Vamos lá desenvolver um pouco mais a ideia, aqui deixada, de que um ponto de referência útil para a fixação da indemnização pelo dano morte é o montante das coimas estabelecidas pelo Direito Contra-Ordenacional. Mais não seja, poderá este ponto de referência ajudar a quebrar as barreiras psicológicas que parecem subsistir quando se trata de quantificar a indemnização pelo dano morte, bem como, aliás, por outros danos não patrimoniais.
Atentemos, por exemplo, no disposto no n.º 4 do artigo 22.º da Lei-Quadro das Contra-Ordenações Ambientais, aprovada pela Lei n.º 50/2006, de 29 de Agosto, com as alterações introduzidas pela Lei n.º 89/2009, de 31 de Agosto:
4 – Às contra-ordenações muito graves correspondem as seguintes coimas:
a) Se praticadas por pessoas singulares, de € 20.000 a € 30.000 em caso de negligência e de € 30.000 a € 37.500 em caso de dolo;
b) Se praticadas por pessoas colectivas, de € 38.500 a € 70.000 em caso de negligência e de € 200.000 a € 2.500.000 em caso de dolo.
Sublinho: pela prática de uma contra-ordenação ambiental muito grave, uma pessoa colectiva pode ser condenada numa coima cujo máximo é de € 2.500.000, ou seja, mais de 31 vezes o valor mais «generoso» que a jurisprudência vem atribuindo pelo dano morte.
Ao percorrer a cada vez mais vasta legislação que estabelece coimas, os exemplos de montantes elevados, normalmente da ordem, pelo menos, das dezenas de milhares de euros, multiplicam-se. Veja-se, desde logo, a título de exemplo, o artigo 17.º da Lei-Quadro das Contra-Ordenações (Decreto-Lei n.º 433/82, de 27 de Outubro).

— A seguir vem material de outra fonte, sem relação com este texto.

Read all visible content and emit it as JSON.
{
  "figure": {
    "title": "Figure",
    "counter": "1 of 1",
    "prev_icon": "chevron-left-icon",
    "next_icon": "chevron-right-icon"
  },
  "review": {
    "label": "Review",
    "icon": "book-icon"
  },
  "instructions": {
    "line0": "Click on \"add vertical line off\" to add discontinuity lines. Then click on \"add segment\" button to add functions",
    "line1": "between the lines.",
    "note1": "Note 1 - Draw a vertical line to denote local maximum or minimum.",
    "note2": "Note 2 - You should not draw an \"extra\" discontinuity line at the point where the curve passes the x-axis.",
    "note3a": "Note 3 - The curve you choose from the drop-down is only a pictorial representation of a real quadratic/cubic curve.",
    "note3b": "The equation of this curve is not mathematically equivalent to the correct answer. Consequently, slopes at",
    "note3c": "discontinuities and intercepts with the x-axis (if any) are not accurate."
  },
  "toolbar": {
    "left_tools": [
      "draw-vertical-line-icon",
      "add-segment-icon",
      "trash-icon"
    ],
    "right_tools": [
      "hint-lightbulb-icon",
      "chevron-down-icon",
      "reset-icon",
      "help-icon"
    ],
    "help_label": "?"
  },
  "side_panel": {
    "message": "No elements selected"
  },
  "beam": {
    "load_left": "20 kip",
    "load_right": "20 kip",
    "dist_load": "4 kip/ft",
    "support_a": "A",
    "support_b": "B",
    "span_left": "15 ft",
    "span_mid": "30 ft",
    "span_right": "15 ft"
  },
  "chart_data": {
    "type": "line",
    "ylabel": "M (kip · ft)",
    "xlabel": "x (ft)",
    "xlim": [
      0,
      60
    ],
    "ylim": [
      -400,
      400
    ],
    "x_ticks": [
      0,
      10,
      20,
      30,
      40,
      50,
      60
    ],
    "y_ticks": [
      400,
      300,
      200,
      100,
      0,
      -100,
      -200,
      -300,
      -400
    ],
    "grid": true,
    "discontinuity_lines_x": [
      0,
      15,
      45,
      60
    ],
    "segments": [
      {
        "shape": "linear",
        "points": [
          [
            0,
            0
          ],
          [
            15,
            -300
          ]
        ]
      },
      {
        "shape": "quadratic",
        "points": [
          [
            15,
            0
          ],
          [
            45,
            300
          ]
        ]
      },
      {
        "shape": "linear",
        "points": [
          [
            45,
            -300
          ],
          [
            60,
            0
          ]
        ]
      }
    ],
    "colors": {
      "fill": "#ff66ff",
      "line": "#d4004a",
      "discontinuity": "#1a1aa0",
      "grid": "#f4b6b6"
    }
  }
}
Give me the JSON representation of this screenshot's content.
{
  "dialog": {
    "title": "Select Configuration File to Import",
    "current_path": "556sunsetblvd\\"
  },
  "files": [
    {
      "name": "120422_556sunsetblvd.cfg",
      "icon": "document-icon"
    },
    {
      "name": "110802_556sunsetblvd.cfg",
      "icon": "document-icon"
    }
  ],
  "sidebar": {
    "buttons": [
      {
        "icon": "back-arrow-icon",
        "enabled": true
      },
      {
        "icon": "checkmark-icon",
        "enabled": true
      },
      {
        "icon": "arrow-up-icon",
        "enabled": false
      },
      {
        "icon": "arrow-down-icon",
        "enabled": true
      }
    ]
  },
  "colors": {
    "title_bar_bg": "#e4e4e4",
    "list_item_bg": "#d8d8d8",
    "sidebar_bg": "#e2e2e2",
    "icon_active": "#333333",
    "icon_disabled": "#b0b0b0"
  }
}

Analisemos, agora, o problema do ponto de vista do agente/responsável. Imaginemos uma sociedade comercial que desenvolve uma actividade sujeita a normas cuja infracção constitua contra-ordenação e que, concomitantemente, envolva riscos para a vida de pessoas, sejam seus trabalhadores ou terceiros.
Fará, à partida, algum sentido que a indemnização a pagar pela morte de uma pessoa se traduza numa quantia insignificante em relação aos montantes das coimas a que a entidade em causa pode estar sujeita? Do ponto de vista preventivo (finalidade que não é estranha também à responsabilidade civil), fará sentido tal disparidade? Fará sentido que alguém (entenda-se, um gestor da nova vaga, para quem o bem e o mal, o melhor e o pior, sejam mera função da respectiva expressão pecuniária) pense que poderá sair muitíssimo mais barato à referida sociedade que um seu trabalhador sofra um acidente de trabalho mortal que ser «apanhada» num processo contra-ordenacional? Poderá, no fundo, dizer-se que há alguma justiça se isso acontecer?
Agora do ponto de vista de quem julga: poderá um juiz, após confirmar uma decisão administrativa que tenha condenado numa coima de € 2.500.000 o autor de uma contra-ordenação ambiental, atribuir uma indemnização de € 50.000, € 60.000, € 70.000, € 80.000 pelo dano morte sem que, em algum momento, ponha em causa aquilo que anda a fazer?
Se isso acontecer – e acontece efectivamente – numa ordem jurídica em que o valor da vida humana suplanta, em muito, o mero interesse geral de punir comportamentos violadores de normas de Direito Contra-Ordenacional, algo estará, parece-me, profundamente errado.
É claro que sempre se poderá encontrar aconchego intelectual em meia dúzia de doutíssimos manuais de Direito e em duas dúzias de citações dos autores alemães que têm aliviado alguns dos nossos da ingrata tarefa de pensarem pelas suas próprias cabeças, correndo os inerentes riscos, e de terem em conta a realidade portuguesa, que provavelmente nem sequer conhecem. Fraco consolo, porém. Por muitos argumentos de natureza formal que ali se encontrem, a questão substancial permanecerá.
Por tudo isto e concluindo, parece-me haver alguma incoerência em se considerar que um montante de € 80.000 é equitativo (já nem falo do de € 50.000…) quando se trata de indemnizar o dano morte. Parece-me haver boas razões para quebrar essa barreira, como outras o foram anteriormente.